- Born: 1962 (age 63–64) Uganda
- Citizenship: Uganda
- Education: Makerere University (Bachelor of Science with Education) Heriot-Watt University (Master of Business Administration) Association of Chartered Certified Accountants (Chartered Certified Accountant)
- Occupation: Bank executive
- Years active: 1994–present
- Title: Managing director, Commercial Bank of Africa (Rwanda)

= Edigold Monday =

Ugandan businesswoman, accountant, bank executive, and educator

Edigold Monday is a Ugandan accountant, businesswoman, bank executive, and educator. She is the Uganda country director of Sparkassen-Finanzgruppe's foundation for international cooperation (Sparkassenstiftung für internationale Kooperation e.V.)., since December 2018.

Previously, she served as the managing director and chief executive officer of Commercial Bank of Africa (Rwanda), a licensed commercial bank.

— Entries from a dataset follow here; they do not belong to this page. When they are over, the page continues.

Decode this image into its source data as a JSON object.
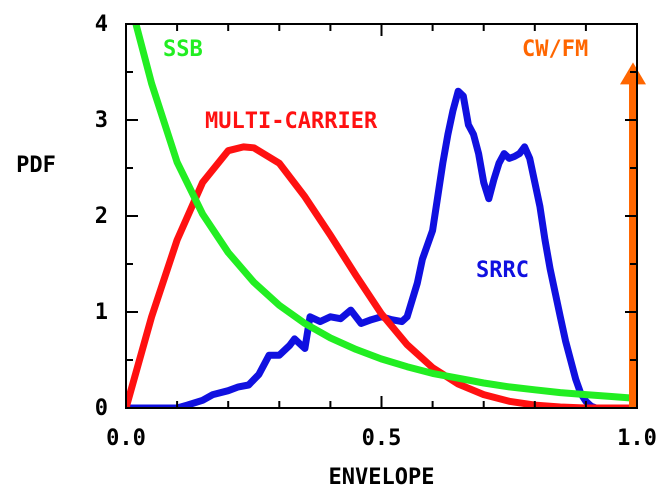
{
  "chart_data": {
    "type": "line",
    "title": "",
    "xlabel": "ENVELOPE",
    "ylabel": "PDF",
    "xlim": [
      0,
      1
    ],
    "ylim": [
      0,
      4
    ],
    "grid": false,
    "x_ticks": [
      "0.0",
      "0.5",
      "1.0"
    ],
    "y_ticks": [
      "0",
      "1",
      "2",
      "3",
      "4"
    ],
    "series": [
      {
        "name": "SSB",
        "color": "#22ee22",
        "x": [
          0.02,
          0.05,
          0.1,
          0.15,
          0.2,
          0.25,
          0.3,
          0.35,
          0.4,
          0.45,
          0.5,
          0.55,
          0.6,
          0.65,
          0.7,
          0.75,
          0.8,
          0.85,
          0.9,
          0.95,
          1.0
        ],
        "y": [
          3.99,
          3.38,
          2.56,
          2.02,
          1.62,
          1.31,
          1.07,
          0.88,
          0.73,
          0.61,
          0.51,
          0.43,
          0.36,
          0.31,
          0.26,
          0.22,
          0.19,
          0.16,
          0.14,
          0.12,
          0.1
        ]
      },
      {
        "name": "MULTI-CARRIER",
        "color": "#ff1111",
        "x": [
          0.0,
          0.05,
          0.1,
          0.15,
          0.2,
          0.23,
          0.25,
          0.3,
          0.35,
          0.4,
          0.45,
          0.5,
          0.55,
          0.6,
          0.65,
          0.7,
          0.75,
          0.8,
          0.85,
          0.9,
          0.95,
          1.0
        ],
        "y": [
          0.0,
          0.95,
          1.75,
          2.35,
          2.68,
          2.72,
          2.71,
          2.55,
          2.2,
          1.8,
          1.38,
          0.98,
          0.66,
          0.42,
          0.25,
          0.14,
          0.07,
          0.03,
          0.01,
          0.0,
          0.0,
          0.0
        ]
      },
      {
        "name": "SRRC",
        "color": "#1010e0",
        "x": [
          0.0,
          0.05,
          0.1,
          0.12,
          0.15,
          0.17,
          0.2,
          0.22,
          0.24,
          0.26,
          0.28,
          0.3,
          0.32,
          0.33,
          0.35,
          0.36,
          0.38,
          0.4,
          0.42,
          0.44,
          0.46,
          0.48,
          0.5,
          0.52,
          0.54,
          0.55,
          0.57,
          0.58,
          0.6,
          0.61,
          0.62,
          0.63,
          0.64,
          0.65,
          0.66,
          0.67,
          0.68,
          0.69,
          0.7,
          0.71,
          0.72,
          0.73,
          0.74,
          0.75,
          0.76,
          0.77,
          0.78,
          0.79,
          0.8,
          0.81,
          0.82,
          0.83,
          0.84,
          0.85,
          0.86,
          0.87,
          0.88,
          0.89,
          0.9,
          0.91,
          0.92,
          0.93,
          0.94,
          0.95,
          0.97,
          1.0
        ],
        "y": [
          0.0,
          0.0,
          0.0,
          0.03,
          0.08,
          0.14,
          0.18,
          0.22,
          0.24,
          0.35,
          0.55,
          0.55,
          0.65,
          0.72,
          0.62,
          0.95,
          0.9,
          0.95,
          0.93,
          1.02,
          0.88,
          0.92,
          0.95,
          0.92,
          0.9,
          0.95,
          1.3,
          1.55,
          1.85,
          2.2,
          2.55,
          2.85,
          3.1,
          3.3,
          3.25,
          2.95,
          2.85,
          2.65,
          2.35,
          2.18,
          2.38,
          2.55,
          2.65,
          2.6,
          2.62,
          2.65,
          2.72,
          2.6,
          2.35,
          2.1,
          1.75,
          1.45,
          1.2,
          0.95,
          0.7,
          0.5,
          0.3,
          0.15,
          0.07,
          0.02,
          0.0,
          0.0,
          0.0,
          0.0,
          0.0,
          0.0
        ]
      },
      {
        "name": "CW/FM",
        "color": "#ff6600",
        "type": "impulse",
        "x": [
          1.0
        ],
        "y": [
          3.6
        ]
      }
    ]
  }
}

Before that, she worked as the managing director of Bank of Africa (Uganda). Monday was the first Ugandan woman to hold the position of managing director and chief executive officer at BOA-Uganda and also the first Ugandan woman to serve as the chief executive officer of a commercial bank in the country's history.

==Education==
Monday was admitted to Makerere University in 1984, graduating in 1987, with a Bachelor of Arts in economics and education. She is a chartered certified accountant, certified by the Association of Chartered Certified Accountants. Her second degree is a Master of Business Administration, obtained from Heriot-Watt University. She has attended many other business, management and banking courses, according to her online résumé.

==Career==
Monday became a banker in 1994, starting as an accountant trainee at Centenary Bank. Over the years, she rose to the rank of chief internal auditor at Centenary Bank in 2001. In 2004 she left Centenary and joined Uganda Wildlife Authority, as their director of finance and administration, from June 2004 until January 2007.

She later joined Commercial Microfinance (CMF), a Tier II microfinance institution, rising to the level of executive director. When Industrial and General Insurance Company Plc. of Nigeria acquired CMF in 2008, renaming the institution Global Trust Bank, Monday served briefly as interim executive director before leaving to join BOA-Uganda. In 2009, she was appointed to serve as acting managing director at BOA-Uganda. She was confirmed in that capacity in December 2010, a position she held until her resignation in April 2014.

Effective 30 June 2014, Monday worked as the managing director/CEO of Crane Bank Rwanda Limited. When Commercial Bank of Africa (Rwanda) acquired Crane Bank Rwanda, on 21 February 2018, Monday became the managing director of the new bank.

In July 2018, CBA Rwanda appointed Lina Higiro as the new CEO, replacing Monday.